What are supermarkets doing to help kids this summer holidays?

With the summer holidays in full swing, supermarkets have debuted and relaunched a slew of initiatives aimed at providing support for families.

From free meal initiatives to summer activities, we round up and compare what supermarkets are offering during the holiday period.

The UK’s leading supermarket has launched a raft of free meal offers aimed at families to help tackle hunger over the summer holiday period.

Waitrose has refreshed its kids menu in 128 cafés to include a variety of new nutritious meals for families. The new menu will run alongside a Waitrose summer campaign that sees myWaitrose shoppers that spend £5 in one of the supermarket’s cafes offered a free kids lunch bag or hot meal for their child.

Sainsbury’s offers free kids hot meals or kids lunch bag alongside the the purchase of any adult hot main meal from £5.50. The meals are available in all of the supermarket’s cafés until 3 September.

Asda has also reminded customers of a “lifeline available” for families during the school holidays with the return of its ‘Kids Eat for £1’ café meal deal at over 205 Asda Café’s.

The initiative, which comes without any spend requirement, follows its refresh of the kid’s café menu earlier this year, to include more nutritionally balanced offers.

Morrisons continues to offer its Kids Eat Free Initiative, which is available seven day a week for any child aged under 16 in Morrisons Cafés nationwide.
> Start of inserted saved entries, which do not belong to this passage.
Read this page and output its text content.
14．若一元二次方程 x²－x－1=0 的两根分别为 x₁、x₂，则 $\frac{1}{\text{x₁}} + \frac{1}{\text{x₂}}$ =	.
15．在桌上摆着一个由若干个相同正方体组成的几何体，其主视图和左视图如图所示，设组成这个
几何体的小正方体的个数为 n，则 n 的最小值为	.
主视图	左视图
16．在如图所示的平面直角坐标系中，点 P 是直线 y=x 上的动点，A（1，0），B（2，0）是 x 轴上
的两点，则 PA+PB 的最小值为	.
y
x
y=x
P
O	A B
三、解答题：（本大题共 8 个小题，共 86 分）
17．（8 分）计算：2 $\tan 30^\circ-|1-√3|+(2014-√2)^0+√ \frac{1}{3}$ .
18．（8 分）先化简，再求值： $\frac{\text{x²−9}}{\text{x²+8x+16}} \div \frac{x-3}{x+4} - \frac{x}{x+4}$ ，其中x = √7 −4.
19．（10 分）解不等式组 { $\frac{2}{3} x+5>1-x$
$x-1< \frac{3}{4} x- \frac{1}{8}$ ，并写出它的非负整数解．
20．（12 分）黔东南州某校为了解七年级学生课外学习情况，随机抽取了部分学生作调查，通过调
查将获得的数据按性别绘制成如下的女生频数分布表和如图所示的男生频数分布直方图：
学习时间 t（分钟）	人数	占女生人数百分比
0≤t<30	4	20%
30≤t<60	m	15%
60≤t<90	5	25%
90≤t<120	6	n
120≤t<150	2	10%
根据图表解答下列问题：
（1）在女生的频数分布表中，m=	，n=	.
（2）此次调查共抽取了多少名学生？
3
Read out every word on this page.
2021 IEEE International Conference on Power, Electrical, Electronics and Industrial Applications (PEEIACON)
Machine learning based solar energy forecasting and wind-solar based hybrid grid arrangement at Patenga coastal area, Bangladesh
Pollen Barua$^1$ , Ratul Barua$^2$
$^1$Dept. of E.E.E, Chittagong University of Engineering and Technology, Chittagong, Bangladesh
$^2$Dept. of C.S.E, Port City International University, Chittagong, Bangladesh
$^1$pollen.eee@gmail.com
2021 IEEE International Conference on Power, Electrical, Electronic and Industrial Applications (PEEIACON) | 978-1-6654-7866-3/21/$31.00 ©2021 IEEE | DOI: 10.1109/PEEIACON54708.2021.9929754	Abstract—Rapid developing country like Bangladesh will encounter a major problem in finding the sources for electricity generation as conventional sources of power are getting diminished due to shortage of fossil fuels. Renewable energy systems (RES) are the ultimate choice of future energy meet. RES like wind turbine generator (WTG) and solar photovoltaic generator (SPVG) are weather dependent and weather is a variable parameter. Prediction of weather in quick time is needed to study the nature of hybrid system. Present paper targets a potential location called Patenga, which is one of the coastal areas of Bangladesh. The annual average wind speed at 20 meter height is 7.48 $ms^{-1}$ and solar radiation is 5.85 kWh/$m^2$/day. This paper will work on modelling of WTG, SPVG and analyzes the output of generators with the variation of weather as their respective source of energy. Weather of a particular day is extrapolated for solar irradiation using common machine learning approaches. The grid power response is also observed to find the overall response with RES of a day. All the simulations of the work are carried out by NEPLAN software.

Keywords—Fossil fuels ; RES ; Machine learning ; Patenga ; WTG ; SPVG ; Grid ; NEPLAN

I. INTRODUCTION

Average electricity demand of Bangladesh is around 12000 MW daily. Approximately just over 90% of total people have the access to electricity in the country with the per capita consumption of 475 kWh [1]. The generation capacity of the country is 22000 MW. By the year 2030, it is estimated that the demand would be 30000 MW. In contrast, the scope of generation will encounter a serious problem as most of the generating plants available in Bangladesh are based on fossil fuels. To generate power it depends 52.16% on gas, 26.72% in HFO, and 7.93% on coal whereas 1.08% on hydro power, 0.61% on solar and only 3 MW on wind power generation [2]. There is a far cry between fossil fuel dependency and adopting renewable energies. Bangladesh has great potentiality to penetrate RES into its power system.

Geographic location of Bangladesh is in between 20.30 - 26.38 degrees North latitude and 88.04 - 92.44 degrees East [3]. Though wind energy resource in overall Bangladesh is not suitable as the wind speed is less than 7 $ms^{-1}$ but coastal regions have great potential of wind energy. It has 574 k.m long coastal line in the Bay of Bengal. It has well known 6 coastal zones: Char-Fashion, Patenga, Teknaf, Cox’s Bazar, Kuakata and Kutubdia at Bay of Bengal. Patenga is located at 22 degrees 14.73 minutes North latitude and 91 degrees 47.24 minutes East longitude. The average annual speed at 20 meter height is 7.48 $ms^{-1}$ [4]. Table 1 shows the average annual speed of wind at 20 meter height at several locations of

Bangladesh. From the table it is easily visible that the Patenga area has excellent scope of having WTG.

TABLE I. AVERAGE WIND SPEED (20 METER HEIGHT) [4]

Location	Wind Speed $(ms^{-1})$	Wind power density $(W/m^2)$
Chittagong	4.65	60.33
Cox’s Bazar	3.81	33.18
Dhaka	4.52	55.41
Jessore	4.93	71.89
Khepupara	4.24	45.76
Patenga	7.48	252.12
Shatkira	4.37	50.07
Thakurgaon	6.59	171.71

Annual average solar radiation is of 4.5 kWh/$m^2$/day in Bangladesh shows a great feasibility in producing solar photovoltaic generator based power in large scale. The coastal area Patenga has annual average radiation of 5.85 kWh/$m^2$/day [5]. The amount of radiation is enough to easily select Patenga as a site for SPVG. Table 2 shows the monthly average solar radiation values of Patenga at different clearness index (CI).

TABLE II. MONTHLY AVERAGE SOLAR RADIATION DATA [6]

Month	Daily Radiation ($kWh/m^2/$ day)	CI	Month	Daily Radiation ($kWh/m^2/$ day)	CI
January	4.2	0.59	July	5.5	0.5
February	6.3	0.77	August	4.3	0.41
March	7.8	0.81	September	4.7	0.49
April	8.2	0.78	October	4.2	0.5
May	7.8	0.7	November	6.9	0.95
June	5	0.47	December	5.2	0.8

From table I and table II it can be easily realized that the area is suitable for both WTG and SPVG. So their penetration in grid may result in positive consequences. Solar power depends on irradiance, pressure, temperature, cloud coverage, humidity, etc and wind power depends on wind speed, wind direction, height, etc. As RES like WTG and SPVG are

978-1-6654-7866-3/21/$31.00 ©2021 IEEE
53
Morrisons has partnered with Heinz to bring back the ‘Ask For Henry’ initiative, offering anyone who who mentions the word Henry a free meal of a jacket potato topped with Heinz Cheesy Beanz – no questions asked.

Previously running in 2022 and 2023, this year’s initiative sees Morrisons Café colleagues trained on the code word ‘Henry’ and will understand phrases like “Is Henry here?,” or similar expressions.

Morrisons Café senior buying manager Chris Strong says the supermarket knows how “busy summer months can add to customers’ financial pressures, especially with extra mouths to feed”.

The supermarket has also teamed up with Warburtons to bring back the ‘Ask for Ellen’ initiative, offering free toasted crumpets to shoppers.

Morrisons also launched free breakfast clubs in cafés across the UK in partnership with Kellogg’s.

Offering popular branded cereals, such as Corn Flakes, Rice Krispies, or Coco Pops, and a portion of fresh fruit, the supermarket added that this campaign was aimed at supporting families during the summer holidays, when many term-time subsidised breakfast clubs are unavailable.

Morrisons has introduced new kids activity stations in cafés across all stores to keep children entertained throughout the summer.

In collaboration with National Literacy Trust, ‘Kids Corner’ aims to boost literacy for children and includes a book swap, games and puzzles, and follows supermarket giant’s Little Libraries initiative, which was launched in 2021.

It comes as Morrisons has launched a series of child-friendly initiatives in recent months, such as child-friendly checkouts and child-sized trolleys.

Meanwhile, Asda has teamed with BBC Tiny Happy People and BBC Children in Need to offer summer holiday activity ideas that customers and colleagues can enjoy both in-store and at home, including new colouring and craft activity sheets are available in selected cafés.

Earlier in summer, Aldi offered children free sessions of an Olympic or Paralympic sport in their local club.

Shoppers that spent more than £30 in store received a voucher which could be exchanged for a child to be gifted a free taster session of sports, spanning from gymnastics to wheelchair basketball.

In partnership with Team GB and ParalympicsGB, the initiative was born from a survey that showed some shoppers would have to make financial sacrifices to pay for their child to attend a sports club this summer.

Sainsbury’s, meanwhile, has embarked on a joint mission with Comic Relief to support children through nutritious food and free enriching activities over the summer break.

The £2.5m investment will also help launch five new food club hubs which run all year round and provide long-term solutions to help improve families’ access to food during the holidays.

Aldi and Lidl are both offering full school uniforms for £5 in a new campaign that look to help parents save on back-to-school essentials.

Aldi has frozen the price of its Specialbuy uniforms for the third year in a row, in a promotion that offers low prices for school clothes, shoes, stationery and accessories, while fellow discounter Lidl also offers a £5 uniform set.

Aldi has also launched a back-to-school lunch box range, and claims that the promotion will save parents up to 59% compared to branded or “pricier alternatives”.

Products featured in the campaign include smoothies, crisps, yoghurts, sandwiches and various snacks.